![]() |
| Foto : Ketua Umum Dewan Pimpinan Nasional Komunitas Banteng Asli Nusantara (DPN Kombatan), Budi Mulyawan, |
Nuansametro.com - Jakarta | Ketua Umum Dewan Pimpinan Nasional Komunitas Banteng Asli Nusantara (DPN Kombatan), Budi Mulyawan, menyoroti persoalan kemacetan Jakarta yang semakin parah dan belum terselesaikan meski berbagai proyek transportasi sudah digulirkan.
Menurutnya, Ibu Kota seharusnya sudah mampu keluar dari jerat kemacetan, apalagi dengan statusnya sebagai kota global. Namun, hingga kini belum ada pemimpin yang benar-benar mampu menuntaskan masalah klasik tersebut.
“Jakarta sebagai kota global dan ibu kota negara seharusnya bisa bebas dari kemacetan. Pertanyaannya sekarang, adakah Gubernur Jakarta yang benar-benar mampu membebaskan kota ini dari macet?” ujarnya dalam pernyataan di Jakarta, Sabtu (1/11/2025).
Rencana Baik, Pelaksanaan Tak Konsisten
Budi menjelaskan, secara historis tata kota Jakarta sudah dirancang dengan baik sejak masa kolonial — mulai dari Plan Zuid pada 1910-an hingga Rencana Tata Ruang Wilayah (RTRW) 2030. Namun, kelemahan selalu terletak pada pelaksanaan dan penegakannya yang tidak konsisten.
“Pertumbuhan penduduk dan kendaraan tak seimbang dengan pengembangan infrastruktur. Meski ada MRT, LRT, dan TransJakarta, efeknya terhadap penurunan kemacetan belum signifikan,” jelasnya.
Berdasarkan data Badan Pengelola Transportasi Jabodetabek (BPTJ), jumlah kendaraan di Jakarta kini mencapai lebih dari 23 juta unit, belum termasuk kendaraan dari daerah penyangga seperti Bekasi, Depok, Tangerang, dan Bogor.
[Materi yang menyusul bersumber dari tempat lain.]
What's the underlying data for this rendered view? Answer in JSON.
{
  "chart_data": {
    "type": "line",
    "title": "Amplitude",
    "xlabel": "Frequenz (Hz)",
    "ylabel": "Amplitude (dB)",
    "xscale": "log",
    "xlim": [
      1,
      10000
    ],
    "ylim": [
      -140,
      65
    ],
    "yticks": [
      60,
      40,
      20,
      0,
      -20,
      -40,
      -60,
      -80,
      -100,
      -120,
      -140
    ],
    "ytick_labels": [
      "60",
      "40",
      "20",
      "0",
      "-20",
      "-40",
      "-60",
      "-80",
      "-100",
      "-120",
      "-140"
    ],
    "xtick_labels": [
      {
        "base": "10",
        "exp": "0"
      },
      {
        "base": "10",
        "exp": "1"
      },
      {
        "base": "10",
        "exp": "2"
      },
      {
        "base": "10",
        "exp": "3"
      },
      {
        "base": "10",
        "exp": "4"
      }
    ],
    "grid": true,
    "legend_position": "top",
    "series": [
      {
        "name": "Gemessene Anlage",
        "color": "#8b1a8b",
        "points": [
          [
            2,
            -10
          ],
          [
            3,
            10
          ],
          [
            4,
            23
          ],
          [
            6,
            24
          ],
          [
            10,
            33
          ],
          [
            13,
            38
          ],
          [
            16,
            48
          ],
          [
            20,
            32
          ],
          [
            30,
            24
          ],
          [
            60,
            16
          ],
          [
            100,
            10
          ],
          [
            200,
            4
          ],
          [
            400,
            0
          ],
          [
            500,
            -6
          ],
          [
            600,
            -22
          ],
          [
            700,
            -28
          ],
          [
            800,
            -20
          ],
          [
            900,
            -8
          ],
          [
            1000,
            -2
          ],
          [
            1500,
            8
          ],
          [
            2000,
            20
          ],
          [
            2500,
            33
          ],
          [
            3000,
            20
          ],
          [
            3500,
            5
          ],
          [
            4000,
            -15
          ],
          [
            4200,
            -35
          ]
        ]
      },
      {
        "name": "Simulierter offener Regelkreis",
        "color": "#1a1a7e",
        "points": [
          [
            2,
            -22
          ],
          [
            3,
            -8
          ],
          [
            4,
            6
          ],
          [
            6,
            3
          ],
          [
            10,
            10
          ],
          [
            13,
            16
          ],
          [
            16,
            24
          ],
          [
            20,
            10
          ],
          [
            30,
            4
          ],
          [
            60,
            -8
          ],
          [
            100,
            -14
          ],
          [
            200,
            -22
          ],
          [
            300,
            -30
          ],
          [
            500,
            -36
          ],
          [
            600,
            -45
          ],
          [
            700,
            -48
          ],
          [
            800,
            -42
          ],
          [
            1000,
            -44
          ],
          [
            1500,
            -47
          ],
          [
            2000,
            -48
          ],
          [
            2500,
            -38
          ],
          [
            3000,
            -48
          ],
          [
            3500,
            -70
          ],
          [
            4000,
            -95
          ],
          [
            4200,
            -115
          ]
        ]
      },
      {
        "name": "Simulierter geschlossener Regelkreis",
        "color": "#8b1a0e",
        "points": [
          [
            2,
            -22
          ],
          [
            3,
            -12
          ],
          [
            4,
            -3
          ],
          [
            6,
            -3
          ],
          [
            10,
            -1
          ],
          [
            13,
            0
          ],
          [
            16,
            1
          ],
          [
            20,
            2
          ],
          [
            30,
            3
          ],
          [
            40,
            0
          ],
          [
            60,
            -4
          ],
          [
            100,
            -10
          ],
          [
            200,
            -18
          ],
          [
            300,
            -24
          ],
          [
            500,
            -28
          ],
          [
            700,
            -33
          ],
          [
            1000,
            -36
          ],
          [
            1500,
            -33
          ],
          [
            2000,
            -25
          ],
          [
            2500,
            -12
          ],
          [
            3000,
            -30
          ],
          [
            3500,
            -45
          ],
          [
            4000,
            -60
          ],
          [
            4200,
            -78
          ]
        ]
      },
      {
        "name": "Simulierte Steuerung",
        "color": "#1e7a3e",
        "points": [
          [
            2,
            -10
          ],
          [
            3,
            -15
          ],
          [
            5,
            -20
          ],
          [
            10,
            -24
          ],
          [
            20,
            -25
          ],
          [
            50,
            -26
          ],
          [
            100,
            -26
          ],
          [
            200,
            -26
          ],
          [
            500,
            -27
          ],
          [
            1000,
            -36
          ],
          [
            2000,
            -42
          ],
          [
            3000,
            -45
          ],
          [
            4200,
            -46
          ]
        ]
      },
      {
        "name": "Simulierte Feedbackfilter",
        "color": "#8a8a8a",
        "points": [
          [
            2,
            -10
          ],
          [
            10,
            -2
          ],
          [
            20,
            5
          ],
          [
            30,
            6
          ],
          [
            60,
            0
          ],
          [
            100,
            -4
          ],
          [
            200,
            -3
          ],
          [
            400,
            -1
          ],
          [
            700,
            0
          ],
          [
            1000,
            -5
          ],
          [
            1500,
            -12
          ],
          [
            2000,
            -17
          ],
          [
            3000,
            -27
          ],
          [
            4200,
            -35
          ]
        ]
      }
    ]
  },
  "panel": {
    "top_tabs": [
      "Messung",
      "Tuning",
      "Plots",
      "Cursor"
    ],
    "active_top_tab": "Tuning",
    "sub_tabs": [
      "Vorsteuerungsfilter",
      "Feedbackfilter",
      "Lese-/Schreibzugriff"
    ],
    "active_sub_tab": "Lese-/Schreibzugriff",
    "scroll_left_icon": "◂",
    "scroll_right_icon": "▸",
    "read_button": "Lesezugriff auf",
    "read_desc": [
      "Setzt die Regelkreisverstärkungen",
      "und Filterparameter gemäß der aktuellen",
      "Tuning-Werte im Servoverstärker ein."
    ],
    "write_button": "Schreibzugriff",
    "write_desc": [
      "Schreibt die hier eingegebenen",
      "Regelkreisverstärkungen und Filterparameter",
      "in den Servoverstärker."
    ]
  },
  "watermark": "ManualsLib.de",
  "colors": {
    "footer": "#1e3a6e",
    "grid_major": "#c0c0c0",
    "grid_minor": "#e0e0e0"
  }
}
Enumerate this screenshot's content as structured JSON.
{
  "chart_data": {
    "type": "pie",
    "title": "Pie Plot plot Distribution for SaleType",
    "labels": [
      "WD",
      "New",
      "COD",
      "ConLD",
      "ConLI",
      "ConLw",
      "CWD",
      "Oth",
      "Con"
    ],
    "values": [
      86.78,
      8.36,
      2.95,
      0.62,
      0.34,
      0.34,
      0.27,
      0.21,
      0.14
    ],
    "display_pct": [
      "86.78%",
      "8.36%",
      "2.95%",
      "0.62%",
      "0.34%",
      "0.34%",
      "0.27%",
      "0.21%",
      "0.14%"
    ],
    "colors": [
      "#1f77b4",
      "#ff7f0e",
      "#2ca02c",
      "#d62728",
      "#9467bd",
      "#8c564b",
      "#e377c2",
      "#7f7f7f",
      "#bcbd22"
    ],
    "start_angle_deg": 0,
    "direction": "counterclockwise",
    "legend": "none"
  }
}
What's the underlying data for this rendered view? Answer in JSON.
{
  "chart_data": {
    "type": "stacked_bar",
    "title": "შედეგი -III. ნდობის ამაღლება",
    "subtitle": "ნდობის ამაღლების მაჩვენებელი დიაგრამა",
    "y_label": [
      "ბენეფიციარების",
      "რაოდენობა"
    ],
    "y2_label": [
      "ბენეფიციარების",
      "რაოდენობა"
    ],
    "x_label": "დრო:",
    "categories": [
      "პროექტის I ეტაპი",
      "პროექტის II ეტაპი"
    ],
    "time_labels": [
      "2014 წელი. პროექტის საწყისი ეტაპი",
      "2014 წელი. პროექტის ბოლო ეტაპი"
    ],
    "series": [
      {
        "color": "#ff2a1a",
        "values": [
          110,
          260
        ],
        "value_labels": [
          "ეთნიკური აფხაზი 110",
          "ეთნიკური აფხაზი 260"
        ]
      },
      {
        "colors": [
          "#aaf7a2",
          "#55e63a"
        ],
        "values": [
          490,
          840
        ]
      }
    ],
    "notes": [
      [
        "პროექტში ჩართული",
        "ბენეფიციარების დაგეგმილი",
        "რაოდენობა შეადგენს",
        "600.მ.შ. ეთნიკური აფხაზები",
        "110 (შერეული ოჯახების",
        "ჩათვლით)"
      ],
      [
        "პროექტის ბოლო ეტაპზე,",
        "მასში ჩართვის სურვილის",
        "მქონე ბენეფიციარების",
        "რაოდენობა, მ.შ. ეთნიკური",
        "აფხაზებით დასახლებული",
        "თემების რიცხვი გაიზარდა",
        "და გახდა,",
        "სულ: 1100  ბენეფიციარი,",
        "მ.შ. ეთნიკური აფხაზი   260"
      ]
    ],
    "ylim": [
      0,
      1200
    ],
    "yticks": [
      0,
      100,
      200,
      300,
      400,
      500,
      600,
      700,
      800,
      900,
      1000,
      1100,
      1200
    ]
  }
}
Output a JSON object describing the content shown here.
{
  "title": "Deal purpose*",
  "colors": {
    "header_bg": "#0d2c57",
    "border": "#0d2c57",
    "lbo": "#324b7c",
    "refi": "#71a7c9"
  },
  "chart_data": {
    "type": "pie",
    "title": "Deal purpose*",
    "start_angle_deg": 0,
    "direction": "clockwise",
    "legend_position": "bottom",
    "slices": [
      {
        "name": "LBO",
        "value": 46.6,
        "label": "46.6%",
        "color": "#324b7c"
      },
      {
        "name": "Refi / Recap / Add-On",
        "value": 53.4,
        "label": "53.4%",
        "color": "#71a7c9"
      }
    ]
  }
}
Kerugian Ekonomi Capai Rp100 Triliun per Tahun
Kemacetan, lanjut Budi, bukan hanya mengganggu kenyamanan, tetapi juga menimbulkan kerugian ekonomi besar — diperkirakan mencapai Rp100 triliun per tahun akibat waktu produktif yang hilang, pemborosan bahan bakar, serta polusi udara yang kian memburuk.
“Setiap hari warga kehilangan waktu produktif, biaya hidup meningkat, kualitas udara menurun, dan stres meningkat. Ini bukan hanya masalah transportasi, tapi juga kesehatan publik,” tegasnya.
AI Belum Cukup, Solusi Harus Menyeluruh
Budi juga menyoroti langkah Pemprov DKI Jakarta yang mulai menggunakan teknologi kecerdasan buatan (AI) untuk mengatur lampu lalu lintas di beberapa titik seperti Tomang, Grogol, dan Kuningan. Ia menilai inovasi tersebut positif, namun belum menyentuh akar masalah.
“Teknologi AI membantu, tapi solusi utama tetap pada integrasi transportasi umum, penegakan hukum, dan pengendalian jumlah kendaraan pribadi,” tuturnya.
Menurutnya, kebijakan ganjil-genap dan pembangunan jalan tol hanya bersifat jangka pendek. Jakarta membutuhkan strategi jangka panjang berupa sistem transportasi publik terintegrasi, pengaturan jam kerja, serta dorongan penggunaan kendaraan ramah lingkungan.
Belajar dari Kota Dunia
Sebagai penutup, Budi mengajak pemerintah dan masyarakat mencontoh keberhasilan kota-kota besar dunia seperti Singapura, Tokyo, dan Hong Kong dalam mengendalikan kemacetan melalui kebijakan transportasi modern, sistem publik yang efisien, serta kepemimpinan yang tegas.
“Jakarta bisa bebas dari kemacetan jika ada keseriusan dan keberanian politik. Tapi itu butuh pemimpin yang visioner, tegas, dan berpihak pada kepentingan warga, bukan kepentingan sesaat,” tandasnya.